Yo hacía muchas preguntas a mi madre y a mi abuela. Quería ver y entender las diferencias entre sus vidas y la mía. Todo eso había cambiado, me decían. Sin embargo, en otros lugares del mundo las mujeres seguían sufriendo aquellas discriminaciones, y eso era lo menos malo. Estaban sometidas al matrimonio infantil, a abusos, pruebas de virginidad, ablación, exclusión social, lapidaciones. Cuando descubrí estas atrocidades que seguían sufriendo las mujeres en el mismo mundo en el que yo vivía, sentí mucho dolor y desconcierto, pero también alivio: era una afortunada por haber nacido en esta España. Yo tenía las mismas oportunidades que cualquiera de mis amigos varones: podría ir a la universidad, estudiar lo que deseara y perseguir mis sueños. Sería dueña de mi cuerpo y capaz de decidir cuándo ser madre. No viviría la esclavitud de la apariencia física, porque las mujeres nos habíamos arrancado los sujetadores hacía tiempo y habíamos dejado de torturarnos con la depilación. Nadie me llamaría «puta» por tener sexo con quien quisiera y cuando quisiera, y podría amar libremente a una mujer si eso era lo que deseaba. Podría ser jefa, y hasta presidenta del Gobierno si me lo proponía. Lo importante era esforzarse mucho: los méritos, las carreras, ser brillante y decidida. Tenía mucha suerte porque había nacido en plena Transición. Pasado mañana seríamos —ya lo éramos para muchos— un país maduro, democrático, progresista e igualitario.

Recuerdo esa sensación de omnipotencia: todo era posible. Me pasaba las tardes imaginando que era arqueóloga o bióloga, a veces inventora, exploradora o bibliotecaria de la librería más enorme del mundo; y la mayoría del tiempo, una guerrera luchando contra el mal y las sombras. Sin embargo, cuando estaba con las otras niñas, los juegos eran diferentes. La comba, las muñecas, las casitas.

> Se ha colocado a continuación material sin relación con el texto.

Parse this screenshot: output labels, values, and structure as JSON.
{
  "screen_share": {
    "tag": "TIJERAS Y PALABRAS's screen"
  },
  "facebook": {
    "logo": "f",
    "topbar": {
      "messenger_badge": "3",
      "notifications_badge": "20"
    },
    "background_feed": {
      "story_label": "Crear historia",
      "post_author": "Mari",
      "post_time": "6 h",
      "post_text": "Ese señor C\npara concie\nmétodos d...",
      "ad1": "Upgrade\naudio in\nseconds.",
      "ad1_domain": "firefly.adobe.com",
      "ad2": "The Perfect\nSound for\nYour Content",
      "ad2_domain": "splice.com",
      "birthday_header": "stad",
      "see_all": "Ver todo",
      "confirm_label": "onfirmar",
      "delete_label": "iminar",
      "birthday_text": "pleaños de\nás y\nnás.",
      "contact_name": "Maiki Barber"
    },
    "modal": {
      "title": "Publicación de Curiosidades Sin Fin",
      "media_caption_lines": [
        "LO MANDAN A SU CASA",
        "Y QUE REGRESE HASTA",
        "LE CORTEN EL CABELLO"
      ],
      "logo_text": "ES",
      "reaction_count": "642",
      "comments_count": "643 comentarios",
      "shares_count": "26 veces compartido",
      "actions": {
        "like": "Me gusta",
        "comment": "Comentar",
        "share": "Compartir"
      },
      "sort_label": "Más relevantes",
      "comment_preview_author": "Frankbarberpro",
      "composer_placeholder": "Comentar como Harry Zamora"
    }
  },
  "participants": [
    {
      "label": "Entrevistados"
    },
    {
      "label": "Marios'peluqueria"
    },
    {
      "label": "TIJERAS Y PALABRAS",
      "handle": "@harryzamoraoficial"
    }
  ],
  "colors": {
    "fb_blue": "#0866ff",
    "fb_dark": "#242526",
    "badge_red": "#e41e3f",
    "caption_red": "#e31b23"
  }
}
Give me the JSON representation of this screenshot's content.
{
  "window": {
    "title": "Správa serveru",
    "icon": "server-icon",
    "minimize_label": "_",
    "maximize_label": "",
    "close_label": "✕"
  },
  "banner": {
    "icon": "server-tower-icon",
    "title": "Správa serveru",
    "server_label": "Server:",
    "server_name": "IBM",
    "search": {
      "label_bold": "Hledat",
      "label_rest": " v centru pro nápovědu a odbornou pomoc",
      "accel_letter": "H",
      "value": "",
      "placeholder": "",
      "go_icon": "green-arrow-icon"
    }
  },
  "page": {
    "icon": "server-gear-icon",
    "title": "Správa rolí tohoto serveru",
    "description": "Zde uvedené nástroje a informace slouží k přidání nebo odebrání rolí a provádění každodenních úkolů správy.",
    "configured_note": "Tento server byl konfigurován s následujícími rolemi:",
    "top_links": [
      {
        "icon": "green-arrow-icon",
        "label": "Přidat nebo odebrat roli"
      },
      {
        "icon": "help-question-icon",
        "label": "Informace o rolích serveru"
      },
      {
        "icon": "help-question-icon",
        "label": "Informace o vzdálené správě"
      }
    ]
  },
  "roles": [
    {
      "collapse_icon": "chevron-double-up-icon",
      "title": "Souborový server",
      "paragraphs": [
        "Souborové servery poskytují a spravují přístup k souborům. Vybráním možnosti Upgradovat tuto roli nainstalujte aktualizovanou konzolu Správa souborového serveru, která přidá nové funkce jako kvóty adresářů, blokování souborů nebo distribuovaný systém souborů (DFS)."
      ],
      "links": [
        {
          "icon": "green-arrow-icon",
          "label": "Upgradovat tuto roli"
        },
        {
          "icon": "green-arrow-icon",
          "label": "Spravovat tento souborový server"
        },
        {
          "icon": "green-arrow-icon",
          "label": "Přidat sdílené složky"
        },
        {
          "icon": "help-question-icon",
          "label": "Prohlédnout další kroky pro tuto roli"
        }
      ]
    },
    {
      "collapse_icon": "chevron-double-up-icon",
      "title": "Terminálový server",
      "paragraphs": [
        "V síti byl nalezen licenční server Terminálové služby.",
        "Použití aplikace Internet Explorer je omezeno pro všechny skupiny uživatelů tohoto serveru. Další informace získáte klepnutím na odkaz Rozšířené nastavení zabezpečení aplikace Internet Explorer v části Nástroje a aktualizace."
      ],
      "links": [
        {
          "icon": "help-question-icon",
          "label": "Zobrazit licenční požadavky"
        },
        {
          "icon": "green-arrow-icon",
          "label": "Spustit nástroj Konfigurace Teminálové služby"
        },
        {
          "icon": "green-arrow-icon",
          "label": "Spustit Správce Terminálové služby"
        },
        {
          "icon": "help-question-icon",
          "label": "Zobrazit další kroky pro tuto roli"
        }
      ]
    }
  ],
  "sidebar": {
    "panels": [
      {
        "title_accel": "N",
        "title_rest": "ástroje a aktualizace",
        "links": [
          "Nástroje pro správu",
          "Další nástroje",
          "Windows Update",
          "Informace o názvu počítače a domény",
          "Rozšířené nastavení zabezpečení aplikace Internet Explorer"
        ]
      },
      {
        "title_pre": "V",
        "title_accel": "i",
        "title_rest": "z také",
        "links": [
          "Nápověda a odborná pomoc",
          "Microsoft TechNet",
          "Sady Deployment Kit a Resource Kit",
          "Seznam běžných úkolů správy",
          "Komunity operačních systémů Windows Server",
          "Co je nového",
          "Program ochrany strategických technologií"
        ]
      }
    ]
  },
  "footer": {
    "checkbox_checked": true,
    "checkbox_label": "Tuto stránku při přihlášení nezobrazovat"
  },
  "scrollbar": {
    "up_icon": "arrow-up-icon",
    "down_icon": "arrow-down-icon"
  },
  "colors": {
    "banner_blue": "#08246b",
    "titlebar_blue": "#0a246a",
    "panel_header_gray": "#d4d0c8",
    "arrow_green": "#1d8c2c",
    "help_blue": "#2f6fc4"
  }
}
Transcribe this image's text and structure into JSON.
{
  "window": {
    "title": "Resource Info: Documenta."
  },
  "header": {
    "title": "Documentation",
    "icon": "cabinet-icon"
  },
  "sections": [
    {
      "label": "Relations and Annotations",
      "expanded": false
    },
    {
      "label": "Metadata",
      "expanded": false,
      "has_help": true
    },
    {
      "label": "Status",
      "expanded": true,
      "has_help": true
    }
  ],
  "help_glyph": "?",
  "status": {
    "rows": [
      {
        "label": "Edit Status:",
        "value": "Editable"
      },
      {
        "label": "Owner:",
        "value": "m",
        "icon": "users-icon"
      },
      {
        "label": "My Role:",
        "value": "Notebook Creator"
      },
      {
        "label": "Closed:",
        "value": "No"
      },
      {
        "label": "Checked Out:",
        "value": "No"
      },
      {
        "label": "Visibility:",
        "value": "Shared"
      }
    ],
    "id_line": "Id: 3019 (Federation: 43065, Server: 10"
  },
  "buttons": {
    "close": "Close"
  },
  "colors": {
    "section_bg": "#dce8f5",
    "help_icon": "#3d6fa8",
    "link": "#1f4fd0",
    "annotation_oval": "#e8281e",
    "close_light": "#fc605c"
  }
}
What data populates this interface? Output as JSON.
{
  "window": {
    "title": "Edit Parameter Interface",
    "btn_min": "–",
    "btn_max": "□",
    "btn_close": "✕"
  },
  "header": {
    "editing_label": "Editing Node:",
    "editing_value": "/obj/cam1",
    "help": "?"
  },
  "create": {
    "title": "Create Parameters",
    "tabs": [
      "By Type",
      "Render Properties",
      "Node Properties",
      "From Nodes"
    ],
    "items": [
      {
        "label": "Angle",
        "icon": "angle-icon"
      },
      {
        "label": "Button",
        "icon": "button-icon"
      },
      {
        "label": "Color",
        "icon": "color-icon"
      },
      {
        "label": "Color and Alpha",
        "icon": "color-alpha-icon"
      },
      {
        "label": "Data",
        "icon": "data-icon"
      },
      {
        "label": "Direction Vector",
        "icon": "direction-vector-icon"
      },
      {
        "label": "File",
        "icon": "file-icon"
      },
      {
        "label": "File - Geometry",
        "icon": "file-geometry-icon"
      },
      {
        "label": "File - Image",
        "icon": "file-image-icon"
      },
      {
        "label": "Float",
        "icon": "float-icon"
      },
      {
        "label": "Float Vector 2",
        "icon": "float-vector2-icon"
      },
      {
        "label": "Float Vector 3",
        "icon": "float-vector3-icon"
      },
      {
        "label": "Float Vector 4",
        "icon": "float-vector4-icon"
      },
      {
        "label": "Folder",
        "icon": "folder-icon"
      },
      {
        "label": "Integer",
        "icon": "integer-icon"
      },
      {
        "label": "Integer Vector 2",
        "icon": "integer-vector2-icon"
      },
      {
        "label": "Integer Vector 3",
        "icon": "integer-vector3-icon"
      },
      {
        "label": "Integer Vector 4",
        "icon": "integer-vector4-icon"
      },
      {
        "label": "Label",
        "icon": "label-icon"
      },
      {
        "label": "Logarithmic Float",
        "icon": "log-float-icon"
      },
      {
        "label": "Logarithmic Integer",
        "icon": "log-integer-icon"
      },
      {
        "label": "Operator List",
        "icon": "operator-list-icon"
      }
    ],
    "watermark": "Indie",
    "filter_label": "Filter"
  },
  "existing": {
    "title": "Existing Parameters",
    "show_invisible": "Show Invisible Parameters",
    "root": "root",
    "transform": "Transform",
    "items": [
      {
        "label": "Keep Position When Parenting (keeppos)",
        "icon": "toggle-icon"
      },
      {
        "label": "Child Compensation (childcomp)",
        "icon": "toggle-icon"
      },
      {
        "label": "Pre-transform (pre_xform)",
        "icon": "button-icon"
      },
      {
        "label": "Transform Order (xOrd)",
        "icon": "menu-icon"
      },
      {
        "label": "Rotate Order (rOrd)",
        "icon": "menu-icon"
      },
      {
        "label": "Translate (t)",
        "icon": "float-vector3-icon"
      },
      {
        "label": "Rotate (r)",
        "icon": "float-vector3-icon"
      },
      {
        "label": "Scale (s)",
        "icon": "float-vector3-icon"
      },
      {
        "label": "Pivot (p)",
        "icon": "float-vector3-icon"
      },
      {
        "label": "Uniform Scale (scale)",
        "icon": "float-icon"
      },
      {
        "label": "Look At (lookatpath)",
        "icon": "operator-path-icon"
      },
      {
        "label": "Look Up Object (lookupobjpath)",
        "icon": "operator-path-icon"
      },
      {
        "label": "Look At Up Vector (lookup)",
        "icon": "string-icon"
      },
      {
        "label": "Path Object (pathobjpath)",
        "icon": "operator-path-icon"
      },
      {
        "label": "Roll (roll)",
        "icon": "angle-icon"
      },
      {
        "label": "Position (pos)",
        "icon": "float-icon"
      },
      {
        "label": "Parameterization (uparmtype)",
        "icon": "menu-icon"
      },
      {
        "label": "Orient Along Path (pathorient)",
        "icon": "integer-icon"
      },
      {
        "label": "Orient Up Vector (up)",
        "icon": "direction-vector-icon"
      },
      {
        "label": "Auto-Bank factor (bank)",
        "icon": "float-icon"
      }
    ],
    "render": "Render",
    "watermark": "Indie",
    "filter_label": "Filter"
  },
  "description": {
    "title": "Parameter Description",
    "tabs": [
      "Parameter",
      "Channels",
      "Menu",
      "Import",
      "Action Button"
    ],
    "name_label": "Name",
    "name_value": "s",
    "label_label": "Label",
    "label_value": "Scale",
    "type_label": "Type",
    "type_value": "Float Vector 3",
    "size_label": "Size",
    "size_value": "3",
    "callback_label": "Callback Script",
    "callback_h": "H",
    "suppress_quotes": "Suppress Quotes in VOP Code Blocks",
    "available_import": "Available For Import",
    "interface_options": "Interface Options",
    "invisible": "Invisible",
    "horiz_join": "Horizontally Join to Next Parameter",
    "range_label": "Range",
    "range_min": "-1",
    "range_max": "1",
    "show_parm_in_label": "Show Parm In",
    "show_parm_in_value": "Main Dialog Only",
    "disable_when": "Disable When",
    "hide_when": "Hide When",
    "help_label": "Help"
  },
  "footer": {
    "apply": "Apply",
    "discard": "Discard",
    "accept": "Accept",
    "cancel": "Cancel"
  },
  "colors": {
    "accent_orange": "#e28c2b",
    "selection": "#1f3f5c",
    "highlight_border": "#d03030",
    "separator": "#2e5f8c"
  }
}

Me acuerdo también de todos los cuentos que llenaron mi infancia. Eran los mismos que habían leído o escuchado mi abuela y mi madre, y probablemente también sus madres y abuelas antes que ellas. Había cuentos tan antiguos que los llamaban mitos. En ellos aparecían dioses y diosas, héroes y princesas de vidas desdichadas. Pero esos eran cuentos para adultos porque hablaban de guerras, sexo, violaciones y de hijos que mataban a sus padres. A mí me encantaba fisgonear en esos libros de mitología, aunque la mayoría de las veces me asustara lo que leía. Las mujeres que aparecían ahí eran poderosas diosas, mujeres hermosas, hechiceras, reinas; pero ninguna se libraba de una vida desdichada o un final trágico.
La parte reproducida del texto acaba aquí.